What is the degree of a tree? (As in, a tree ADT)

Question

I understand that the degree of a node is the number of children it has.

However, how do we define the degree of a tree?

Answer 1

There are 2 different definitions floating around:

• Degree of the tree is the maximum of the degrees of the nodes of the tree. (From 'Software engineering, algorithm design and analysis', Volume 2, I. Pu, 2006)
• Degree of tree the degree of the root. (From Wikipedia)

So we'll have to derive the meaning from context ☠️☠️.

Answer 2

Basically The degree of the tree is the total number of it's children i-e the total number nodes that originate from it.The leaf of the tree doesnot have any child so its degree is zero.

The degree of a node is the number of partitions in the subtree which has that node as the root.

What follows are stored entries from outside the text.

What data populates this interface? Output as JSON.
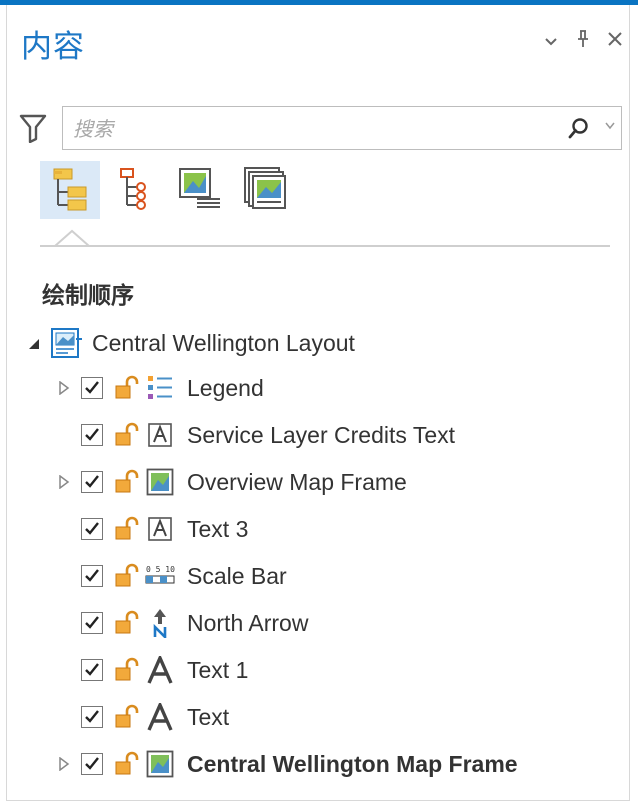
{
  "pane": {
    "title": "内容",
    "controls": [
      "chevron-down-icon",
      "pin-icon",
      "close-icon"
    ]
  },
  "search": {
    "placeholder": "搜索",
    "value": ""
  },
  "view_tabs": [
    {
      "name": "drawing-order-tab",
      "icon": "list-by-drawing-order-icon",
      "active": true
    },
    {
      "name": "selection-tab",
      "icon": "list-by-selection-icon",
      "active": false
    },
    {
      "name": "source-tab",
      "icon": "list-by-source-icon",
      "active": false
    },
    {
      "name": "snapping-tab",
      "icon": "list-by-map-frames-icon",
      "active": false
    }
  ],
  "section_heading": "绘制顺序",
  "tree": {
    "root": {
      "label": "Central Wellington Layout",
      "icon": "layout-icon",
      "expanded": true
    },
    "items": [
      {
        "label": "Legend",
        "icon": "legend-icon",
        "expandable": true,
        "checked": true,
        "bold": false
      },
      {
        "label": "Service Layer Credits Text",
        "icon": "text-box-icon",
        "expandable": false,
        "checked": true,
        "bold": false
      },
      {
        "label": "Overview Map Frame",
        "icon": "map-frame-icon",
        "expandable": true,
        "checked": true,
        "bold": false
      },
      {
        "label": "Text 3",
        "icon": "text-box-icon",
        "expandable": false,
        "checked": true,
        "bold": false
      },
      {
        "label": "Scale Bar",
        "icon": "scale-bar-icon",
        "expandable": false,
        "checked": true,
        "bold": false
      },
      {
        "label": "North Arrow",
        "icon": "north-arrow-icon",
        "expandable": false,
        "checked": true,
        "bold": false
      },
      {
        "label": "Text 1",
        "icon": "text-icon",
        "expandable": false,
        "checked": true,
        "bold": false
      },
      {
        "label": "Text",
        "icon": "text-icon",
        "expandable": false,
        "checked": true,
        "bold": false
      },
      {
        "label": "Central Wellington Map Frame",
        "icon": "map-frame-icon",
        "expandable": true,
        "checked": true,
        "bold": true
      }
    ]
  },
  "colors": {
    "accent": "#0a74c2",
    "title": "#1e78c6",
    "active_tab_bg": "#dbe9f7",
    "lock": "#d98c1f"
  }
}
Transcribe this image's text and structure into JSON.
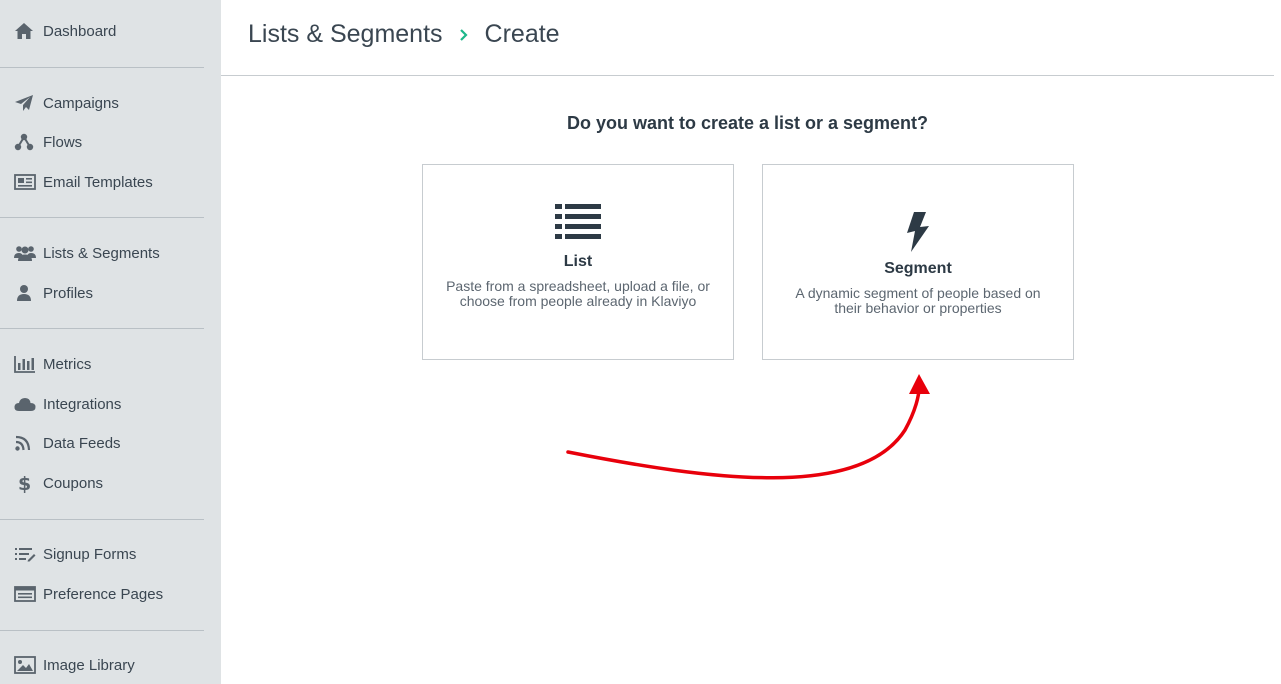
{
  "sidebar": {
    "items": [
      {
        "label": "Dashboard",
        "icon": "home-icon"
      },
      {
        "label": "Campaigns",
        "icon": "paper-plane-icon"
      },
      {
        "label": "Flows",
        "icon": "flow-icon"
      },
      {
        "label": "Email Templates",
        "icon": "newspaper-icon"
      },
      {
        "label": "Lists & Segments",
        "icon": "users-icon"
      },
      {
        "label": "Profiles",
        "icon": "user-icon"
      },
      {
        "label": "Metrics",
        "icon": "bar-chart-icon"
      },
      {
        "label": "Integrations",
        "icon": "cloud-icon"
      },
      {
        "label": "Data Feeds",
        "icon": "rss-icon"
      },
      {
        "label": "Coupons",
        "icon": "dollar-icon"
      },
      {
        "label": "Signup Forms",
        "icon": "form-list-icon"
      },
      {
        "label": "Preference Pages",
        "icon": "browser-window-icon"
      },
      {
        "label": "Image Library",
        "icon": "image-icon"
      }
    ]
  },
  "header": {
    "breadcrumb_parent": "Lists & Segments",
    "breadcrumb_current": "Create"
  },
  "main": {
    "question": "Do you want to create a list or a segment?",
    "cards": [
      {
        "title": "List",
        "description": "Paste from a spreadsheet, upload a file, or choose from people already in Klaviyo",
        "icon": "list-icon"
      },
      {
        "title": "Segment",
        "description": "A dynamic segment of people based on their behavior or properties",
        "icon": "lightning-bolt-icon"
      }
    ]
  },
  "annotation": {
    "color": "#e8000b"
  },
  "colors": {
    "sidebar_bg": "#dfe3e5",
    "accent": "#1db78a",
    "text": "#2d3a45"
  }
}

Nodes with degree=0 are called leaves.

Answer 3

Degree of a tree is the maximum number of children any node can have. Degree of a tree is predefined so by looking at a tree we can not tell the degree of a tree .

Let's say we have a tree of degree 3 but every node of the tree has only 0,1 or 2 children. But it does not mean degree of a tree is 2 because we can add 1 more element to any node.

Answer 4

The degree of a graph is 2n

To find the degree of a tree, use the formula for edges of a tree: Edges = (Vertices - 1)

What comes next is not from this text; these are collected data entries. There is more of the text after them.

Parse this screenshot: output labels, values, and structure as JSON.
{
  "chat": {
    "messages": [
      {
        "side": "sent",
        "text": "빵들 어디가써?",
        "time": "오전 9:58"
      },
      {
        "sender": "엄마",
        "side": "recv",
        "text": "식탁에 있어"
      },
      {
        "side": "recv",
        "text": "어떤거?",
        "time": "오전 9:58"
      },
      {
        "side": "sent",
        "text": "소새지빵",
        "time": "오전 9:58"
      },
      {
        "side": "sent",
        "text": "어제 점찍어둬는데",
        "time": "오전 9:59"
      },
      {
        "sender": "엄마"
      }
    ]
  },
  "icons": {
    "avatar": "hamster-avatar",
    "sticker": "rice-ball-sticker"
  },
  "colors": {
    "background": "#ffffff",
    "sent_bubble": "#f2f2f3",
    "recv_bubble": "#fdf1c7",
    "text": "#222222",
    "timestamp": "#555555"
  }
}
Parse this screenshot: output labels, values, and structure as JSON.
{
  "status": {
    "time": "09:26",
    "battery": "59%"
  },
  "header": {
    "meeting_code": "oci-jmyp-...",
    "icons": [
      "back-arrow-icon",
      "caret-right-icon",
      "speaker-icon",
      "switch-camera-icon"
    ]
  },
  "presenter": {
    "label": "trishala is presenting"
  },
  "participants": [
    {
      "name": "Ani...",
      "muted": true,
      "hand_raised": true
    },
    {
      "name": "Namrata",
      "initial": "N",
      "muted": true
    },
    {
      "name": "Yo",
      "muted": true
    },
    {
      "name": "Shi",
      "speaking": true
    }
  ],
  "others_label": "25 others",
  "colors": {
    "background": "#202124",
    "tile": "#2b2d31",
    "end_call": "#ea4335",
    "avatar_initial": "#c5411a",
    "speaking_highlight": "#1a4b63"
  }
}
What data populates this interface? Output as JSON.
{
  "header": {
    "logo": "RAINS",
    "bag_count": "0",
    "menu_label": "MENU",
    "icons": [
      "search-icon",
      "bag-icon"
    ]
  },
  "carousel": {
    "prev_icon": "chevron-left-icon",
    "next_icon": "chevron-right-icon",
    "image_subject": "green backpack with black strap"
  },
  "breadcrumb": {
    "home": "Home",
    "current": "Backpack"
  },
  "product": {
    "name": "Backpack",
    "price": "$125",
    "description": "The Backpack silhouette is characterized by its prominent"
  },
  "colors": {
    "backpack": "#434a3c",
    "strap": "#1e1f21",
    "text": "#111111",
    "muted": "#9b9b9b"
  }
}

Now apply what we know about the degree of a graph to our number of edges in a tree: Degree of tree = 2(n-1) = 2n-2

Answer 5

In general a graph has a minimum degree and a maximum degree, that is just the minimum respectivly the maximum degree of all nodes in the graph.

If a graph is k-regular, that is all nodes have exactly k neighbours, minimum and maximum degree equal k and the graph is said to be of degree k.

Because a tree is not k-regular you cannot say it has grad k, but you can find its minimum or maximum grad.

Quite common are k-ary trees, that are rooted trees where each node has at most k childs.

Answer 6

For a rooted tree you might define it as the degree of the root. In some scenarios saying it is the maximum degree of any node in the tree might make sense. But without context it is hard to say what the right definition is. It depends on how you want to use it and what is significant about the "degree" of a tree. If you have a concrete example in mind, or a piece of text that you find puzzling, please update the question.